Quand on est dans le métier depuis 20 ans, on connaît les bases et les fondements de la cuisine méditerranéenne. J’ai fait confiance aux fournisseurs avec qui l’on travaillait déjà car je suis arrivé en pleine saison. Petit à petit, j’ai fait entrer de nouveaux fournisseurs. Dominique Le Stanc m’a un peu aiguillé ainsi que d’autres du coin. J’ai ainsi découvert de petits producteurs comme le maraîcher Bruno Cayron au Cayre de Valjancelle ou Eve Vernice à Menton qui cultive des fleurs comestibles bio.

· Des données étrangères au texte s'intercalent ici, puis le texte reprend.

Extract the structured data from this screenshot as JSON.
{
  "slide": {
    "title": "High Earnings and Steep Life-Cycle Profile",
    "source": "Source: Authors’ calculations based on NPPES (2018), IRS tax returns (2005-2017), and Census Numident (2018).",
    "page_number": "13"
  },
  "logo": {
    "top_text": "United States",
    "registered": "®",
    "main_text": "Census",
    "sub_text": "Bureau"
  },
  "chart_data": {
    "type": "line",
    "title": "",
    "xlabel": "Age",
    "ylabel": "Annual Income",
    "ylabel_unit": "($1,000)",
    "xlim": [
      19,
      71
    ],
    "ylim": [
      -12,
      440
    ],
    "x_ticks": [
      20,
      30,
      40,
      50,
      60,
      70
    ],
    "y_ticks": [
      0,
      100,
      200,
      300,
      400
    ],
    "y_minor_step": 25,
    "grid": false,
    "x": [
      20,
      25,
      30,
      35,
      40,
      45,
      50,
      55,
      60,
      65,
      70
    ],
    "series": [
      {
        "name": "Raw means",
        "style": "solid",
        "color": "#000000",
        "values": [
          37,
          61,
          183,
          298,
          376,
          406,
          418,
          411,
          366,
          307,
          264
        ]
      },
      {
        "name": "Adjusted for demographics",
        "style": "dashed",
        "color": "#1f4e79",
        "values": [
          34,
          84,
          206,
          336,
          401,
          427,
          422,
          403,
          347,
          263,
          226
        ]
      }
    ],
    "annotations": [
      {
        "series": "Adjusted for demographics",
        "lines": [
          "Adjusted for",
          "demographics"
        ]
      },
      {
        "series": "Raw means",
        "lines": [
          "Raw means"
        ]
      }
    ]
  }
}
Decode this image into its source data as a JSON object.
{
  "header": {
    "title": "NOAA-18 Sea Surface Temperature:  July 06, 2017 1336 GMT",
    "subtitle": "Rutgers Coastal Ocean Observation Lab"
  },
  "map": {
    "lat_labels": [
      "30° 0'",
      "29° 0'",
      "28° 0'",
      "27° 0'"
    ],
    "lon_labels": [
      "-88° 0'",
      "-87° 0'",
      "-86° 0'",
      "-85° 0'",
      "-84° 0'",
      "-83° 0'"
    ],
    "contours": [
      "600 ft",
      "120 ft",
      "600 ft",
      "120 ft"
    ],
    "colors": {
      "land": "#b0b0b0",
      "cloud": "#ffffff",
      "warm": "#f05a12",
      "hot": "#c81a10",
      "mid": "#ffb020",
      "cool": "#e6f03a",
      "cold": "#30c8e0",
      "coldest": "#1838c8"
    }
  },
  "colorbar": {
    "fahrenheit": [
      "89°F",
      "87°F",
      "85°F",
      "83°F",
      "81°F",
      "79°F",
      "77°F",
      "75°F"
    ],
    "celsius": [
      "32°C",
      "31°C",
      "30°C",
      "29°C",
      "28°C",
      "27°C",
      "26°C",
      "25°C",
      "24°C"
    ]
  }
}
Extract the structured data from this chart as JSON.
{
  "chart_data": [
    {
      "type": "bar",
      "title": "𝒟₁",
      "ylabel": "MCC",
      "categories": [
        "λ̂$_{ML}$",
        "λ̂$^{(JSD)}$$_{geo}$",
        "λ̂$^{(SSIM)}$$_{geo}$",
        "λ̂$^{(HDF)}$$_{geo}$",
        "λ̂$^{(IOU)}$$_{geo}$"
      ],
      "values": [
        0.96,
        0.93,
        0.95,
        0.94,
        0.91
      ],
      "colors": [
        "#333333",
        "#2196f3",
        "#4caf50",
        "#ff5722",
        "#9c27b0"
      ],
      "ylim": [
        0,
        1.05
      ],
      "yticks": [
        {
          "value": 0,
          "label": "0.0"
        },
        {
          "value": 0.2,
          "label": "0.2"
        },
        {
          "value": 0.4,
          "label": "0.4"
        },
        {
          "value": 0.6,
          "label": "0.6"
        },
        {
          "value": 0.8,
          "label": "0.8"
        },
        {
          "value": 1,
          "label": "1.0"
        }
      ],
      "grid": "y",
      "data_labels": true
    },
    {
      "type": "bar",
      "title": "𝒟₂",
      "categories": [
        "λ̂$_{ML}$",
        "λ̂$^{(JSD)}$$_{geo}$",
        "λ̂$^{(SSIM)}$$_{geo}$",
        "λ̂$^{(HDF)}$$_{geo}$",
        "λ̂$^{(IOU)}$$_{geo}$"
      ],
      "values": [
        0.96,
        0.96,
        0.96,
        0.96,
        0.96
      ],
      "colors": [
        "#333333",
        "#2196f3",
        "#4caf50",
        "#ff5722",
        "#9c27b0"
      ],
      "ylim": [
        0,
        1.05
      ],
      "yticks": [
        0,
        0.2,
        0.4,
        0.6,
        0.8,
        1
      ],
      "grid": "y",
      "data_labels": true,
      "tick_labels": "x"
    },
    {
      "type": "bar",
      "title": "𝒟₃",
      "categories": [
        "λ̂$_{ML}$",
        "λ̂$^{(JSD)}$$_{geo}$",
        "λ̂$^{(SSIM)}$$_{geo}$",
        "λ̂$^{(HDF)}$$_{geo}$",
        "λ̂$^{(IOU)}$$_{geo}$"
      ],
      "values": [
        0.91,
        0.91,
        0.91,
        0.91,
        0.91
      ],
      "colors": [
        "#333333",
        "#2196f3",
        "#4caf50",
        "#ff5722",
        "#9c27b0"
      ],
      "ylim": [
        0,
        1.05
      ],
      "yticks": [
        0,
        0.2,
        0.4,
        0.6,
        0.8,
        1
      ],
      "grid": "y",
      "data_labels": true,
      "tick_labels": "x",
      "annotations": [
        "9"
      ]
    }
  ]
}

Je fais venir pas mal de choses d’Italie aussi. J’y ai passé 10 jours où j’ai pu découvrir par exemple le vinaigre de la maison Leonardi à Modène, le lieu, la démarche, le savoir faire ; j’ai identifié dans le même coin, un producteur de parmesan, etc. La fermeture mardi mercredi nous laisse le temps d’aller voir les gens. En échangeant et en se déplaçant, on a meilleurs rapports.
Je me bats ensuite pour la valorisation de cette recherche en salle qui retranscrit de mieux en mieux ce travail. Une fois par semaine, je vais leur raconter les produits. On a beau représenter une super région, il faut que l’on fasse passer au client le message qu’on veut mettre dans la cuisine.
C’est une cuisine de pauvre mais on n’est pas là pour s’en inspirer
Les recettes dévient franchement des attendus locaux
Oui, la socca ne ressemble pas à la socca. Le pan bagnat, traditionnellement, c’est un casse croute avec lequel on va à la plage ; ici, on en retrouve tous les ingrédients, mais il est très modifié. L’an dernier les petits farcis étaient en bagna cauda avec du ris de veau et des cèpes. Pour le pigeon à la figue, on cuit le coffre dans des feuilles de figuier et les cuisses en barbajuan. On a fait aussi du cabri (dans un bouillon fumé, avec de la cardamone) : ça a du tempérament ! L’idée, c’est de retrouver les influences locales mais avec une certaine vision de la recette. Quand on fait du homard, c’est le melon rôti que l’on met en avant car il y a un vrai travail dessus et c’est lui qui apporte quelque chose au crustacé. Je veux faire des clins d’œil à cette tradition. La cuisine locale est une cuisine de pauvre à l’origine ; on n’est pas là pour faire la même mais s’en inspirer, la moderniser en s’appuyant sur les bases du passé.
Travailler les produits locaux vous a obligé à réapprendre?
Le pagre, le denti ont des chaires très resserrées, nerveuses. Côtoyer ces produits de la mer, oblige à réapprendre de nouvelles techniques, travailler autrement. Le lapin à la moutarde, pour moi ca se mange comme ça. Alors si je le fais ici, c’est au poulpe et avec un jus d’herbes des falaises.
Le service à la française peut paraître ennuyeux. Mais il y a moyen de le faire entrer dans le 21è siècle
Comment dépoussière-t-on une maison aussi mythique ?
Aujourd’hui, le service à la française peut paraître ennuyeux. Le moderniser, c’est le faire entrer dans le 21è siècle. Si on n’a pas le temps de découper un pigeon entièrement en salle, on peut se limiter au coffre en 4.5 coups de couteaux. Le homard fumé à l’hysope, ça prend 30 secondes et c’est pas ennuyeux pour le client. Ca crée plus de spectacle qu’un melon dans une assiette ! On est là aussi pour faire changer certaines choses et les gens sont contents de retrouver cette approche.
Servir des pois chiches et du lapin à la clientèle Côte d’Azur, c’est assez couillu
Ducasse a revendiqué la naturalité, c’est très osé de sa part ; moi je ne suis pas là pour revendiquer mais mettre en avant un terroir. La clientèle réclame de plus en plus de végétal. Prenons les pois chiches, la clientèle gastro cherche à vivre une expérience par rapport à l’atmosphère du lieu. C’est la même démarche qu’un Emmanuel Renaud ou d’un Arnaud Donckele.